Insofern war Köhler wichtig, wie sie selbst mit dem Umfeld umgeht, und weniger, wie "verhalte ich mich zu dem Text, als stünde der genauso in einem Buch". Die ganze Diskussion sei dann aber unter dem Vorzeichen Zensur geführt worden. Man könne aber nicht von Zensur reden, erklärt Köhler, wenn lediglich ein Exemplar eines gut verbreiteten und anerkannten Textes an diesem speziellen Ort übermalt werde.
Barbara Köhler in Staufen.
Die Lyrikerin Barbara Köhler© Patrick Seeger/dpa
Zudem erklärt sie, dass sie sich bewusst dafür entschieden habe, das Gedicht in Versalien zu entwerfen, da es in dem Moment, in dem man Großbuchstaben nehme, unentschieden bleibe, ob das Wort eigentlich groß oder klein geschrieben werde, ob es sich also um eine Anrede oder um einen Verweis auf eine Person oder eine Gruppe von Personen handle.

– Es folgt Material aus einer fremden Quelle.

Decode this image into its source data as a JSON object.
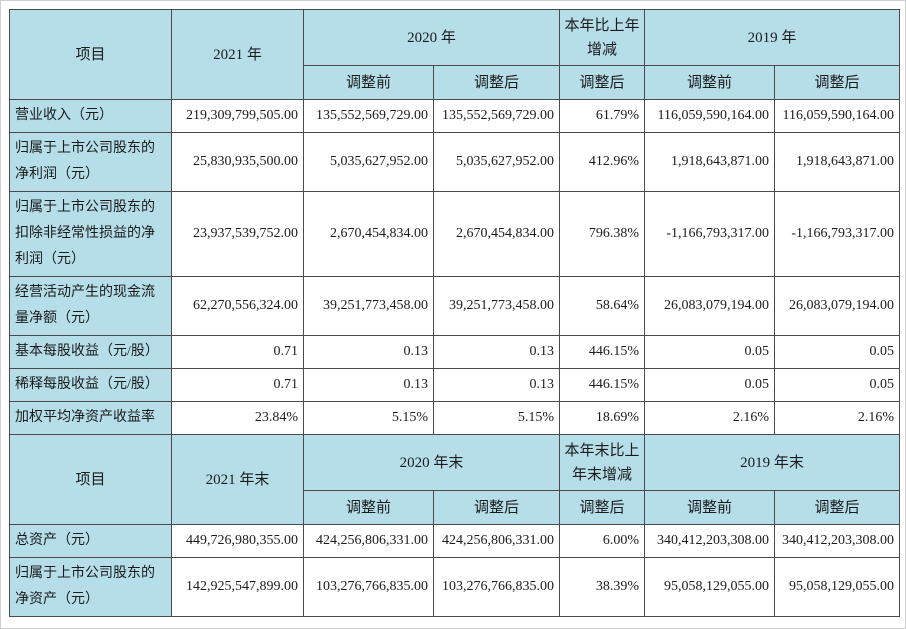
{
  "colors": {
    "header_bg": "#b5dee9",
    "cell_bg": "#ffffff",
    "border": "#4a4a4a",
    "text": "#1c1c1c"
  },
  "sections": [
    {
      "name": "operating-results",
      "header": {
        "item_label": "项目",
        "current_year": "2021 年",
        "prior_year_group": "2020 年",
        "change_label": "本年比上年增减",
        "prior2_year_group": "2019 年",
        "sub_labels": [
          "调整前",
          "调整后",
          "调整后",
          "调整前",
          "调整后"
        ]
      },
      "rows": [
        {
          "label": "营业收入（元）",
          "values": [
            "219,309,799,505.00",
            "135,552,569,729.00",
            "135,552,569,729.00",
            "61.79%",
            "116,059,590,164.00",
            "116,059,590,164.00"
          ]
        },
        {
          "label": "归属于上市公司股东的净利润（元）",
          "values": [
            "25,830,935,500.00",
            "5,035,627,952.00",
            "5,035,627,952.00",
            "412.96%",
            "1,918,643,871.00",
            "1,918,643,871.00"
          ]
        },
        {
          "label": "归属于上市公司股东的扣除非经常性损益的净利润（元）",
          "values": [
            "23,937,539,752.00",
            "2,670,454,834.00",
            "2,670,454,834.00",
            "796.38%",
            "-1,166,793,317.00",
            "-1,166,793,317.00"
          ]
        },
        {
          "label": "经营活动产生的现金流量净额（元）",
          "values": [
            "62,270,556,324.00",
            "39,251,773,458.00",
            "39,251,773,458.00",
            "58.64%",
            "26,083,079,194.00",
            "26,083,079,194.00"
          ]
        },
        {
          "label": "基本每股收益（元/股）",
          "values": [
            "0.71",
            "0.13",
            "0.13",
            "446.15%",
            "0.05",
            "0.05"
          ]
        },
        {
          "label": "稀释每股收益（元/股）",
          "values": [
            "0.71",
            "0.13",
            "0.13",
            "446.15%",
            "0.05",
            "0.05"
          ]
        },
        {
          "label": "加权平均净资产收益率",
          "values": [
            "23.84%",
            "5.15%",
            "5.15%",
            "18.69%",
            "2.16%",
            "2.16%"
          ]
        }
      ]
    },
    {
      "name": "balance-sheet",
      "header": {
        "item_label": "项目",
        "current_year": "2021 年末",
        "prior_year_group": "2020 年末",
        "change_label": "本年末比上年末增减",
        "prior2_year_group": "2019 年末",
        "sub_labels": [
          "调整前",
          "调整后",
          "调整后",
          "调整前",
          "调整后"
        ]
      },
      "rows": [
        {
          "label": "总资产（元）",
          "values": [
            "449,726,980,355.00",
            "424,256,806,331.00",
            "424,256,806,331.00",
            "6.00%",
            "340,412,203,308.00",
            "340,412,203,308.00"
          ]
        },
        {
          "label": "归属于上市公司股东的净资产（元）",
          "values": [
            "142,925,547,899.00",
            "103,276,766,835.00",
            "103,276,766,835.00",
            "38.39%",
            "95,058,129,055.00",
            "95,058,129,055.00"
          ]
        }
      ]
    }
  ]
}
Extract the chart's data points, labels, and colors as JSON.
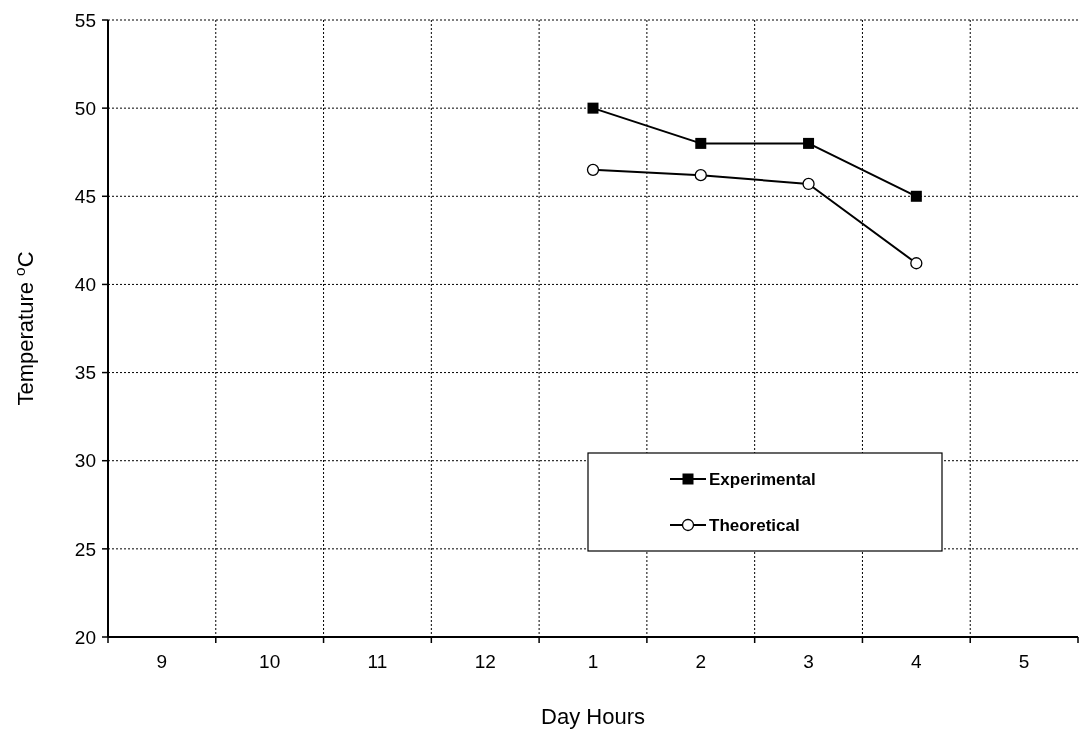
{
  "chart_data": {
    "type": "line",
    "xlabel": "Day Hours",
    "ylabel": "Temperature $^{o}$C",
    "categories": [
      "9",
      "10",
      "11",
      "12",
      "1",
      "2",
      "3",
      "4",
      "5"
    ],
    "series": [
      {
        "name": "Experimental",
        "color": "#000000",
        "marker": "square",
        "values": [
          null,
          null,
          null,
          null,
          50,
          48,
          48,
          45,
          null
        ]
      },
      {
        "name": "Theoretical",
        "color": "#000000",
        "marker": "circle",
        "values": [
          null,
          null,
          null,
          null,
          46.5,
          46.2,
          45.7,
          41.2,
          null
        ]
      }
    ],
    "ylim": [
      20,
      55
    ],
    "yticks": [
      20,
      25,
      30,
      35,
      40,
      45,
      50,
      55
    ],
    "grid": true,
    "legend": "bottom right",
    "line_style": "solid"
  }
}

Wie wirkt ein Text im öffentlichen Raum?

Zum Schluss des Gesprächs sagt Köhler, dass sie sich keineswegs mehr Fassadengedichte im öffentlichen Raum wünsche. Denn Texte unterschieden sich, je nachdem ob sie vor zwei Augen oder vor aller Augen geschrieben stünden. Der Gomringer-Text funktioniere anders als öffentlicher Text.
"Ich denke, es ist eigentlich ein Gedicht, das geschrieben wurde für zwei Augen." Und dieses lasse sich nicht einfach eins zu eins vergrößern und in den öffentlichen Raum übertragen. Barbara Köhler hätte sich "gewünscht, dass es mehr darum geht, was der Text mit dem öffentlichen Raum macht".